Z bezpieczeństwa w strefie fizycznej przechodzimy do bezpieczeństwa w strefie cyfrowej. Ronald Pizzoferrato to artysta mieszkający w Szwajcarii, ale pochodzący z Wenezueli. Przyjeżdżając na rezydencję do Nairobi, odkrył dużo podobieństw do swojego kraju, zwłaszcza w kontekście doświadczeń związanych z kolonializmem. Podczas pobytu w Mukuru zauważył, że mieszkańcy często mają problemy z dostępem do bieżącej wody czy prądu, ale prawie każdy ma na dostęp do M-Pesy — aplikacji mobilnej umożliwiającej płatności. M-Pesa w Kenii jest bardzo popularna, często to jedyna możliwość zapłaty, a jej logo widnieje prawie wszędzie. Pizzoferrato stworzył projekt artystyczno-śledczy, w którym odkrył, że znaczną część udziałów w M-Pesie posiada brytyjski Vodafone, czyli mamy do czynienia z ponowną kolonizacją, tylko w cyfrowej formie.

Shabu Mwangi i rzeka

Shabu Mwangi to artysta, założyciel kolektywu Wajuku art, który od prawie dwudziestu lat działa na terenach Mukuru. Kolektyw za pomocą działań artystycznych i edukacyjnych zachęca do aktywności najmłodszych mieszkańców osiedla. W instalacji stworzonej w ramach projektu Matza dał głos tym, którzy sami nie mogą się bronić. Swoje działania skupił na rzece Nairobi, która jest mocno zanieczyszczona, zwłaszcza w części przecinającej Mukuru. Czarna, stworzona z folii strecz wstęga ciągnie się nad dachami Mukuru i prowadzi do rzeki. Ten prosty zabieg ma zwrócić uwagę mieszkańców i mieszkanek na rzekę, której praktycznie nie widać, bo jest zasłonięta śmieciami.

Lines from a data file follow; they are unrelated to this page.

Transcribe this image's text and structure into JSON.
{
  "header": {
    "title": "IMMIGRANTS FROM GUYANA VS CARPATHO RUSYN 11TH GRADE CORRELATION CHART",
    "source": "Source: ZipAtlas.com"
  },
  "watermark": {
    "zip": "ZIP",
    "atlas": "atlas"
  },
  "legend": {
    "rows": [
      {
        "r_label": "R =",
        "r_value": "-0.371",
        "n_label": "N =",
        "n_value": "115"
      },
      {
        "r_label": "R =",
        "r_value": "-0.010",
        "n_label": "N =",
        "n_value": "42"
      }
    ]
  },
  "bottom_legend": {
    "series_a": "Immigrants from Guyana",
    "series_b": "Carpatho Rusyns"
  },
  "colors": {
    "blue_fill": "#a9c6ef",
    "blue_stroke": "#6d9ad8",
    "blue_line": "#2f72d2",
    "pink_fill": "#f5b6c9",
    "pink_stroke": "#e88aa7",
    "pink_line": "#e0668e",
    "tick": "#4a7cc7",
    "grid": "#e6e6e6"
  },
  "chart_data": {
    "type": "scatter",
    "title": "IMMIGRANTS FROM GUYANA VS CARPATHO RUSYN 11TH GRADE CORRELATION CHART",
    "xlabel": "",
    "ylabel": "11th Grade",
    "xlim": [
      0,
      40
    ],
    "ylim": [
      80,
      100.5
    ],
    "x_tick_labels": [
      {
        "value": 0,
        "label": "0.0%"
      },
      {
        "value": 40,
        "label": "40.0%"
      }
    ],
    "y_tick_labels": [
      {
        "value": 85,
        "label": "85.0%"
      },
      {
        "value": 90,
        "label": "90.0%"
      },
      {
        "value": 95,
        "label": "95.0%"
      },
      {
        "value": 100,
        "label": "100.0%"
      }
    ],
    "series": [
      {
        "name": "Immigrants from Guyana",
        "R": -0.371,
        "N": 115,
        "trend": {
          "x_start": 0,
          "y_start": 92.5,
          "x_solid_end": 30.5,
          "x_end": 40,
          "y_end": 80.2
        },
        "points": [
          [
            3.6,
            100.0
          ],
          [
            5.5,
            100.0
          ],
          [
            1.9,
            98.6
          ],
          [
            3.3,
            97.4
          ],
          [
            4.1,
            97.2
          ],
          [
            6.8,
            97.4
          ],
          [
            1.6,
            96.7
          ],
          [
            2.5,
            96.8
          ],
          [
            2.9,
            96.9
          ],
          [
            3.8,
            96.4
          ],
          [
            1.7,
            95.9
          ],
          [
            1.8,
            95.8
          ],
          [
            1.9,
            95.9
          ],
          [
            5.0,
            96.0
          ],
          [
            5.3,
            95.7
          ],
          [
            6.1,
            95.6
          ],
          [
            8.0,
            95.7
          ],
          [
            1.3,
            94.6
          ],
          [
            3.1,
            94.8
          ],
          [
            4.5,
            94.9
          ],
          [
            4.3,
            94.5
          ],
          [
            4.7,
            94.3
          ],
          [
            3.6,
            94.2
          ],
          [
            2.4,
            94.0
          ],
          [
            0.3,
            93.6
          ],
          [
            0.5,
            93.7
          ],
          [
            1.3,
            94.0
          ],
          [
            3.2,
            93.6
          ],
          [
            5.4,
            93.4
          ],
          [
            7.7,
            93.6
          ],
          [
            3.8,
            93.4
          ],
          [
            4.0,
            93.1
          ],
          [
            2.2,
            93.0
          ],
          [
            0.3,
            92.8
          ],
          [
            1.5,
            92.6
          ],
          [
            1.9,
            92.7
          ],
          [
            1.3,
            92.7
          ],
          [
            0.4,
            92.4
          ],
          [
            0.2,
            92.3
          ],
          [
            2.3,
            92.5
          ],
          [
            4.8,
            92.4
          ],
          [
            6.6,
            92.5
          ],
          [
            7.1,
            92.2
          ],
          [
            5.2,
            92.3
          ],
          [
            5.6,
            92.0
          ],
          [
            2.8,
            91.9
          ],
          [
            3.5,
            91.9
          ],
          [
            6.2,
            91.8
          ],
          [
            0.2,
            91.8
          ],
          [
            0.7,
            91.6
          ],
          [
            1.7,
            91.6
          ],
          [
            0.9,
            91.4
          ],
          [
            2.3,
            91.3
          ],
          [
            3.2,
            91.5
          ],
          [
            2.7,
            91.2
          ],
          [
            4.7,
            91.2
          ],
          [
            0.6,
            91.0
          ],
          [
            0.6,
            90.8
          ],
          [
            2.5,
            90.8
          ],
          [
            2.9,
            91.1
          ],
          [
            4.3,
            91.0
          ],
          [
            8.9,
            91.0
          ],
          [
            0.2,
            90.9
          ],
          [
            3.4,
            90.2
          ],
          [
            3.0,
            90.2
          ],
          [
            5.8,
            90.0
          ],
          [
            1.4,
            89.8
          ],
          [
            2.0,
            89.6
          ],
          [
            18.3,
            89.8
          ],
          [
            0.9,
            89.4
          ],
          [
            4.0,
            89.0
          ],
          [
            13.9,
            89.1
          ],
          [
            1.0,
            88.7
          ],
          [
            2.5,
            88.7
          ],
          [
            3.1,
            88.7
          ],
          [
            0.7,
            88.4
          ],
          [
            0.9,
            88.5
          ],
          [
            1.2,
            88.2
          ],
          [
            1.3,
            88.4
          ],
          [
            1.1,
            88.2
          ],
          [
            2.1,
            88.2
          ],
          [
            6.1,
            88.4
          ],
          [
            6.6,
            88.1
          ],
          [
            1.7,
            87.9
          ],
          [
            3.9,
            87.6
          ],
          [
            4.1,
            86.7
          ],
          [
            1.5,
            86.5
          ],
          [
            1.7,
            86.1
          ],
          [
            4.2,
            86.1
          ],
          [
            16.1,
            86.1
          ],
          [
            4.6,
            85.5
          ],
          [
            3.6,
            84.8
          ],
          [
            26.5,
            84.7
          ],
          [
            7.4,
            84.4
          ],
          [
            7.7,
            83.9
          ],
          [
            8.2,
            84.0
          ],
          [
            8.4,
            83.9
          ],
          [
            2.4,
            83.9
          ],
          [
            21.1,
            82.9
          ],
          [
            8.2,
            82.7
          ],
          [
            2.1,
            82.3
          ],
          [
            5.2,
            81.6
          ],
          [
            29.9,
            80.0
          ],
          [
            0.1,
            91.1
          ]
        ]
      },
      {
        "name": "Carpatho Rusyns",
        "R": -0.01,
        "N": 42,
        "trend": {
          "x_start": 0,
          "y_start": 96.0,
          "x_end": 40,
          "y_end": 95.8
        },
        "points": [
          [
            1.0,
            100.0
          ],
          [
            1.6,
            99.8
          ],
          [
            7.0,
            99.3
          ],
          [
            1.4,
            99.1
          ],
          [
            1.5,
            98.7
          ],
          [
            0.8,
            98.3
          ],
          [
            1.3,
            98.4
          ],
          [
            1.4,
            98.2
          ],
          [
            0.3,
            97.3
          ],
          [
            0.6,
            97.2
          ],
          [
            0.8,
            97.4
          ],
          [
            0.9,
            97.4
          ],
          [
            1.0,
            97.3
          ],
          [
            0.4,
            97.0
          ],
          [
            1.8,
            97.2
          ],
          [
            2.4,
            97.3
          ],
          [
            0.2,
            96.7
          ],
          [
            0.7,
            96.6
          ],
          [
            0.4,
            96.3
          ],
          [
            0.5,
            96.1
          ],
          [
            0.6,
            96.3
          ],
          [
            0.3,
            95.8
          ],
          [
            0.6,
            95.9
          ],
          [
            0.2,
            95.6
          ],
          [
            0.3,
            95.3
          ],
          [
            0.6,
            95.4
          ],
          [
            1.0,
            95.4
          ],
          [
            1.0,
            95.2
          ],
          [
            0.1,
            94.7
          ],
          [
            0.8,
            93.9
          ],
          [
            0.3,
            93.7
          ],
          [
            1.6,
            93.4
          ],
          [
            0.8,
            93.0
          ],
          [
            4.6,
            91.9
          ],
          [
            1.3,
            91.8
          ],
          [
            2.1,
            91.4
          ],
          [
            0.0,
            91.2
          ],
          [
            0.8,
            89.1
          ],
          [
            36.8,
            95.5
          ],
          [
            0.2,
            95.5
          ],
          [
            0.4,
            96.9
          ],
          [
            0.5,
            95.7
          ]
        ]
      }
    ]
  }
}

widok na rzekę i instalację Shabu Mwangi

widok na rzekę i instalację Shabu Mwangi

fot.: Barbara Nawrocka

Flurina Rothenberger i sesja w Mukuru

Flurina Rothenberger to szwajcarska fotografka, która sporą część dzieciństwa spędziła w Republice Wybrzeża Kości Słoniowej. W swoich pracach często powraca do Afryki, tworząc partycypacyjne projekty z młodzieżą. W Mukuru zaprosiła nastoletnie mieszkanki do stworzenia serii fotografii o ich zainteresowaniach, dając im pełną swobodę artystyczną. Fotografie były prezentowane w społecznym ogrodzie warzywnym, który został zaaranżowany na potrzeby projektu.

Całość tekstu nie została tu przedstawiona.